The timeline and details around the reporting of a security issue with ProEvents...

On February 1st, 2016 a security researcher contacted a community leader in IRC about a serious security concern in ProEvents. That concern was forwarded via email by the community member to the add-on developer. No one on the core team or at security@concrete5.org was notified. Unfortunately the add-on developer missed that email and the issue was not addressed. There was no explicit policy on what to do for 3rd party security issues on our security page, which was clearly a huge oversight on our part.

On April 11th a public forum thread was started by the same security researcher on concrete5.org asking about the correct process for reporting security vulnerabilities on 3rd party add-ons.

On April 12th the forum discussion and subsequent IRC chat resulted in the content at https://www.concrete5.org/developers/security being updated to detail explicit directions on what to do about add-on and theme security issues. The core team was made aware of the details of this specific security issue at that point for the first time.

On April 13th the add-on had an updated version resolving the issue, but no notification to customers had yet gone out and the add-on (now fixed) was still available for sale in the marketplace. Without notifying us, the security researcher published details of their exploit to their own public blog at this point.

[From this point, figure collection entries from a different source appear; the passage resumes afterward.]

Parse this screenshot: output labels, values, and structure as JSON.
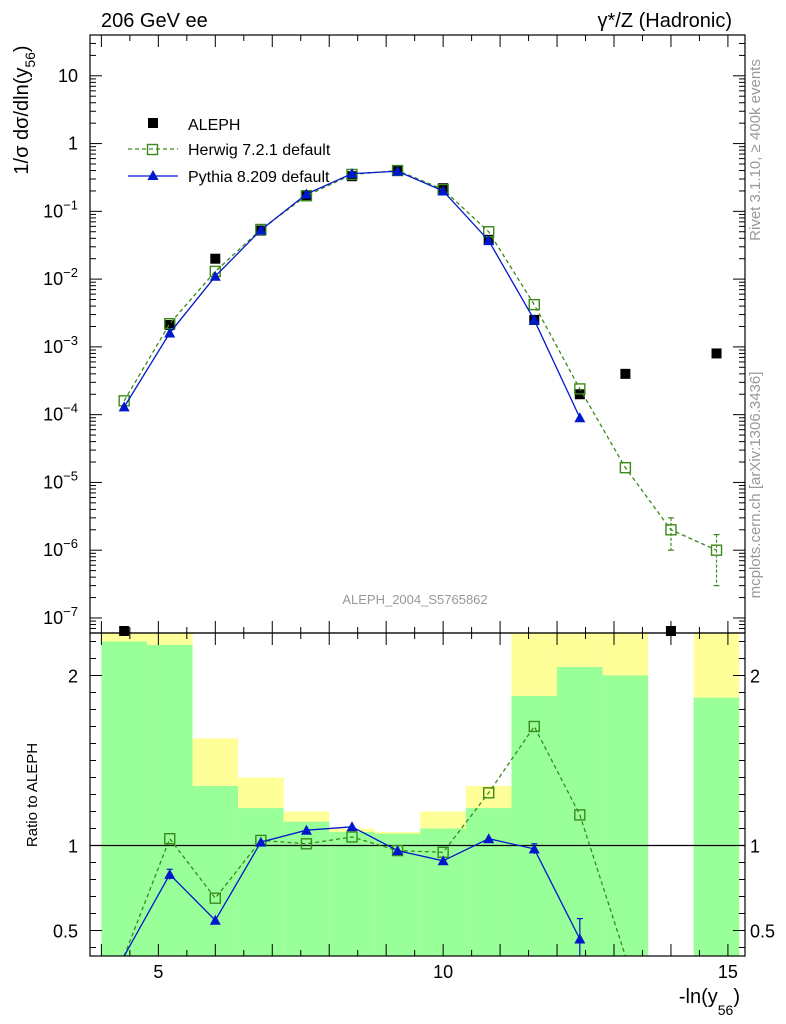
{
  "header": {
    "left_title": "206 GeV ee",
    "right_title": "γ*/Z (Hadronic)"
  },
  "side_labels": {
    "rivet": "Rivet 3.1.10, ≥ 400k events",
    "mcplots": "mcplots.cern.ch [arXiv:1306.3436]"
  },
  "colors": {
    "aleph": "#000000",
    "herwig": "#3a8a1a",
    "pythia": "#0018cc",
    "band_outer": "#ffff99",
    "band_inner": "#99ff99",
    "watermark": "#999999"
  },
  "chart_data": [
    {
      "type": "scatter",
      "panel": "main",
      "ylabel": "1/σ  dσ/dln(y56)",
      "ylabel_parts": {
        "main": "1/σ  dσ/dln(y",
        "sub": "56",
        "close": ")"
      },
      "yscale": "log",
      "ylim": [
        6e-08,
        40
      ],
      "xlim": [
        3.8,
        15.3
      ],
      "y_tick_labels": [
        {
          "value": 10,
          "label": "10"
        },
        {
          "value": 1,
          "label": "1"
        },
        {
          "value": 0.1,
          "base": "10",
          "exp": "−1"
        },
        {
          "value": 0.01,
          "base": "10",
          "exp": "−2"
        },
        {
          "value": 0.001,
          "base": "10",
          "exp": "−3"
        },
        {
          "value": 0.0001,
          "base": "10",
          "exp": "−4"
        },
        {
          "value": 1e-05,
          "base": "10",
          "exp": "−5"
        },
        {
          "value": 1e-06,
          "base": "10",
          "exp": "−6"
        },
        {
          "value": 1e-07,
          "base": "10",
          "exp": "−7"
        }
      ],
      "watermark": "ALEPH_2004_S5765862",
      "legend_position": "top-left",
      "series": [
        {
          "name": "ALEPH",
          "style": "data",
          "x": [
            4.4,
            5.2,
            6.0,
            6.8,
            7.6,
            8.4,
            9.2,
            10.0,
            10.8,
            11.6,
            12.4,
            13.2,
            14.0,
            14.8
          ],
          "y": [
            6e-08,
            0.0021,
            0.02,
            0.052,
            0.17,
            0.33,
            0.4,
            0.22,
            0.038,
            0.0025,
            0.0002,
            0.0004,
            6e-08,
            0.0008
          ]
        },
        {
          "name": "Herwig 7.2.1 default",
          "style": "herwig",
          "x": [
            4.4,
            5.2,
            6.0,
            6.8,
            7.6,
            8.4,
            9.2,
            10.0,
            10.8,
            11.6,
            12.4,
            13.2,
            14.0,
            14.8
          ],
          "y": [
            0.00016,
            0.0022,
            0.013,
            0.054,
            0.17,
            0.35,
            0.4,
            0.21,
            0.05,
            0.0042,
            0.00024,
            1.65e-05,
            2e-06,
            1e-06
          ],
          "err_lo": [
            0,
            0,
            0,
            0,
            0,
            0,
            0,
            0,
            0,
            0,
            0,
            0,
            1e-06,
            7e-07
          ],
          "err_hi": [
            0,
            0,
            0,
            0,
            0,
            0,
            0,
            0,
            0,
            0,
            0,
            0,
            1e-06,
            7e-07
          ]
        },
        {
          "name": "Pythia 8.209 default",
          "style": "pythia",
          "x": [
            4.4,
            5.2,
            6.0,
            6.8,
            7.6,
            8.4,
            9.2,
            10.0,
            10.8,
            11.6,
            12.4
          ],
          "y": [
            0.00013,
            0.0016,
            0.011,
            0.053,
            0.18,
            0.36,
            0.39,
            0.2,
            0.037,
            0.0025,
            9e-05
          ]
        }
      ]
    },
    {
      "type": "line",
      "panel": "ratio",
      "ylabel": "Ratio to ALEPH",
      "xlabel": "-ln(y56)",
      "xlabel_parts": {
        "main": "-ln(y",
        "sub": "56",
        "close": ")"
      },
      "xlim": [
        3.8,
        15.3
      ],
      "ylim": [
        0.35,
        2.25
      ],
      "x_tick_labels": [
        {
          "value": 5,
          "label": "5"
        },
        {
          "value": 10,
          "label": "10"
        },
        {
          "value": 15,
          "label": "15"
        }
      ],
      "y_tick_labels": [
        {
          "value": 2,
          "label": "2"
        },
        {
          "value": 1,
          "label": "1"
        },
        {
          "value": 0.5,
          "label": "0.5"
        }
      ],
      "bands": {
        "edges": [
          4.0,
          4.8,
          5.6,
          6.4,
          7.2,
          8.0,
          8.8,
          9.6,
          10.4,
          11.2,
          12.0,
          12.8,
          13.6,
          14.4,
          15.2
        ],
        "outer_lo": [
          0.35,
          0.35,
          0.43,
          0.79,
          0.89,
          0.94,
          0.94,
          0.88,
          0.78,
          0.35,
          0.35,
          0.35,
          null,
          0.35
        ],
        "outer_hi": [
          2.25,
          2.25,
          1.63,
          1.4,
          1.2,
          1.1,
          1.08,
          1.2,
          1.35,
          2.25,
          2.25,
          2.25,
          null,
          2.25
        ],
        "inner_lo": [
          0.35,
          0.35,
          0.35,
          0.35,
          0.35,
          0.35,
          0.35,
          0.35,
          0.35,
          0.35,
          0.35,
          0.35,
          null,
          0.35
        ],
        "inner_hi": [
          2.2,
          2.18,
          1.35,
          1.22,
          1.14,
          1.08,
          1.07,
          1.1,
          1.22,
          1.88,
          2.05,
          2.0,
          null,
          1.87
        ]
      },
      "series": [
        {
          "name": "Herwig 7.2.1 default",
          "style": "herwig",
          "x": [
            4.4,
            5.2,
            6.0,
            6.8,
            7.6,
            8.4,
            9.2,
            10.0,
            10.8,
            11.6,
            12.4,
            13.2
          ],
          "y": [
            0.3,
            1.04,
            0.69,
            1.03,
            1.01,
            1.05,
            0.97,
            0.96,
            1.31,
            1.7,
            1.18,
            0.05
          ],
          "markers": [
            false,
            true,
            true,
            true,
            true,
            true,
            true,
            true,
            true,
            true,
            true,
            false
          ]
        },
        {
          "name": "Pythia 8.209 default",
          "style": "pythia",
          "x": [
            4.4,
            5.2,
            6.0,
            6.8,
            7.6,
            8.4,
            9.2,
            10.0,
            10.8,
            11.6,
            12.4
          ],
          "y": [
            0.3,
            0.83,
            0.56,
            1.02,
            1.09,
            1.11,
            0.97,
            0.91,
            1.04,
            0.98,
            0.45
          ],
          "markers": [
            false,
            true,
            true,
            true,
            true,
            true,
            true,
            true,
            true,
            true,
            true
          ],
          "err": [
            0,
            0.03,
            0,
            0,
            0,
            0,
            0,
            0,
            0,
            0.03,
            0.12
          ]
        }
      ]
    }
  ]
}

On April 14th we stopped new sales of all of the add-ons from the developer, verified the issue was actually resolved in this particular add-on, patched our enterprise support clients who were using it, and we notified customers who have purchased the add-on that they should update both the core CMS and the add-on immediately.

If you have ProEvents installed on a version 6 legacy or version 7 concrete5 site, you should immediately:

  1. Backup!
  2. Upgrade concrete5 itself so youre running the latest stable legacy or version 7 copy.
  3. Update ProEvents from your dashboard.
  4. If you cant update from your dashboard for some reason, email security@concrete5.org for patch information.

Currently we are working with the developer to make sure there are no similar issues in other add-ons in their offerings..

Thank you to the researcher for reporting the issue in the first place, good eyes! Additionally, we agree - it absolutely should be 100% clear on where to report add-on/theme security related issues and it clearly wasnt at the time. Thats our fault.

We take security very seriously here, and there was clearly a communication breakdown on this. Building a vulnerabilities reporting system into the marketplace for every individual add-on/theme has been suggested, but feels impractical at best. Instead were working on extending our policy on HackerOne.com/concrete5 to include add-on/theme related issues, as well as community site issues at concrete5.org.

HackerOne gives us a wonderful communication tool where open discussion can be securely shared between us and researchers, with a mutually agreed schedule for a safe disclosure after weve had a chance to roll out a resolution.

We cant (and dont) promise that add-ons and themes in the marketplace will be 100% secure. The Peer Review Board (PRB) performs both automated tests and a manual review of new submissions, but theyre human and they also dont check subsequent updates. What we can promise is that if youre making an effort to let us know about an important vulnerability, were going to make every effort to be very responsive to your concerns.

If you find yourself in the middle of any security related knowledge, we want to know. Its important to us. Dont make any assumptions. If youre not clear on what to do at this point, just make sure to email us at security@concrete5.org - we will always track on these issues and certainly when/if there are serious issues like this one, were going to get involved quickly.

A Huge Thank You!

Thank you to our security team for their swift resolution of this issue. We would like to recognize your incredible dedication and support! We appreciate everything you do to make concrete5 successful. Contributors like you are worth their weight in gold.

Special thanks to:

EC-Joe : Man youre bright and always there!

Chad : Kudos for dropping everything and getting this resolved today

EC-Chris, Mnkras, mrkdilkington, JohnTheFish, everyone who got involved in that forum thread and everyone hanging out in Slack on #security

And particularly to JFolkins Youre super clever with code man! My personal apologies to you for not having a policy in place for reporting these issues.


4/20/16 Update: ProEvents for concrete5 version 7 has been reactivated in the marketplace. So has ProBlog for version 7 which did NOT have any security issues reported to us nor did it have any we could find on review.